Il terzetto (18, 16 e 15 anni) si sarebbe reso responsabile di una serie di reati, commessi a partire dal giugno dell’anno scorso, ai danni di un noto supermercato ubicato nel cuore di Avellino. La prima tappa del loro lungo raid inizia il 16 giungo 2012. Entrano nel supermercato, rubano merce dagli scaffali e, scoperti da un dipendente, lo aggrediscono a calci e pugni guadagnando l’uscita. Trascorre poco più d’un mese e il trio si presenta nuovamente nel supermercato. Invitati a uscire da un dipendente dell’esercizio minacciano di spararlo. ”Ti sfregeremo l’automobile”, aggiungono. Quest’ultima minaccia viene eseguita puntualmente, giacché il dipendente trova la sua vettura graffiata su entrambe le fiancate.
Clienti ormai affezionati del supermarket, si presentano nuovamente a novembre scorso. Sorpresi a razziare nei corridoi del negozio, aggrediscono con violenti calci alle gambe un commesso. Il poveretto deve far ricorso alle cure dei sanitari che lo giudicano guaribile in 10 giorni. “Te la faremo pagare,” avevano aggiunto i tre giovani malviventi. I quali il giorno appresso si avvicinano nuovamente con fare minaccioso al dipendente del supermercato, chiedendogli se i calci ricevuti il giorno prima fossero stati sufficienti o e se ne avesse voluti ancora. Secondo una stima effettuata dai responsabili dell’esercizio, i tre giovani lestofanti avrebbero rubato nei loro raid delinquenziali merce per almeno 40 mila euro.
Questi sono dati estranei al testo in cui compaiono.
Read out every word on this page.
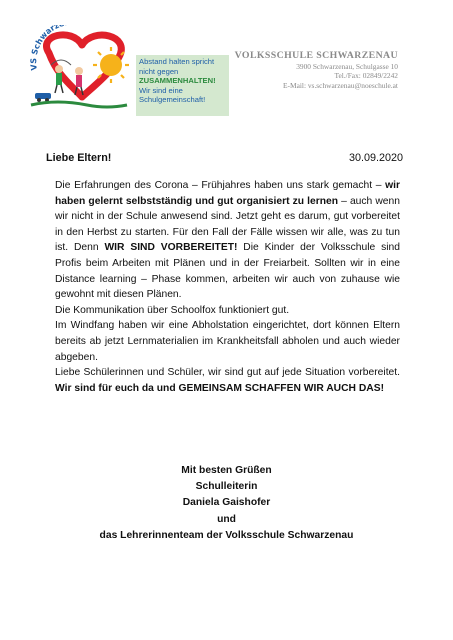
VS Schwarz
Abstand halten spricht
nicht gegen
ZUSAMMENHALTEN!
Wir sind eine
Schulgemeinschaft!
VOLKSSCHULE SCHWARZENAU
3900 Schwarzenau, Schulgasse 10
Tel./Fax: 02849/2242
E-Mail: vs.schwarzenau@noeschule.at
Liebe Eltern!	30.09.2020

Die Erfahrungen des Corona – Frühjahres haben uns stark gemacht – wir haben gelernt selbstständig und gut organisiert zu lernen – auch wenn wir nicht in der Schule anwesend sind. Jetzt geht es darum, gut vorbereitet in den Herbst zu starten. Für den Fall der Fälle wissen wir alle, was zu tun ist. Denn WIR SIND VORBEREITET! Die Kinder der Volksschule sind Profis beim Arbeiten mit Plänen und in der Freiarbeit. Sollten wir in eine Distance learning – Phase kommen, arbeiten wir auch von zuhause wie gewohnt mit diesen Plänen.

Die Kommunikation über Schoolfox funktioniert gut.

Im Windfang haben wir eine Abholstation eingerichtet, dort können Eltern bereits ab jetzt Lernmaterialien im Krankheitsfall abholen und auch wieder abgeben.

Liebe Schülerinnen und Schüler, wir sind gut auf jede Situation vorbereitet. Wir sind für euch da und GEMEINSAM SCHAFFEN WIR AUCH DAS!

Mit besten Grüßen
Schulleiterin
Daniela Gaishofer
und
das Lehrerinnenteam der Volksschule Schwarzenau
Tutti e tre i malviventi hanno ricevuto un’ordinanza di arresto; uno, divenuto nel frattempo maggiorenne, è stato raggiunto dal provvedimento di carcerazione nel penitenziario di Bellizzi (essendo già detenuto per altri motivi). Un altro era affidato alla casa famiglia – comunità “Amistà” e il terzo era assolutamente libero. Ora questi due minorenni sono stati accompagnati al centro di prima accoglienza per minori Colli Aminei di Napoli.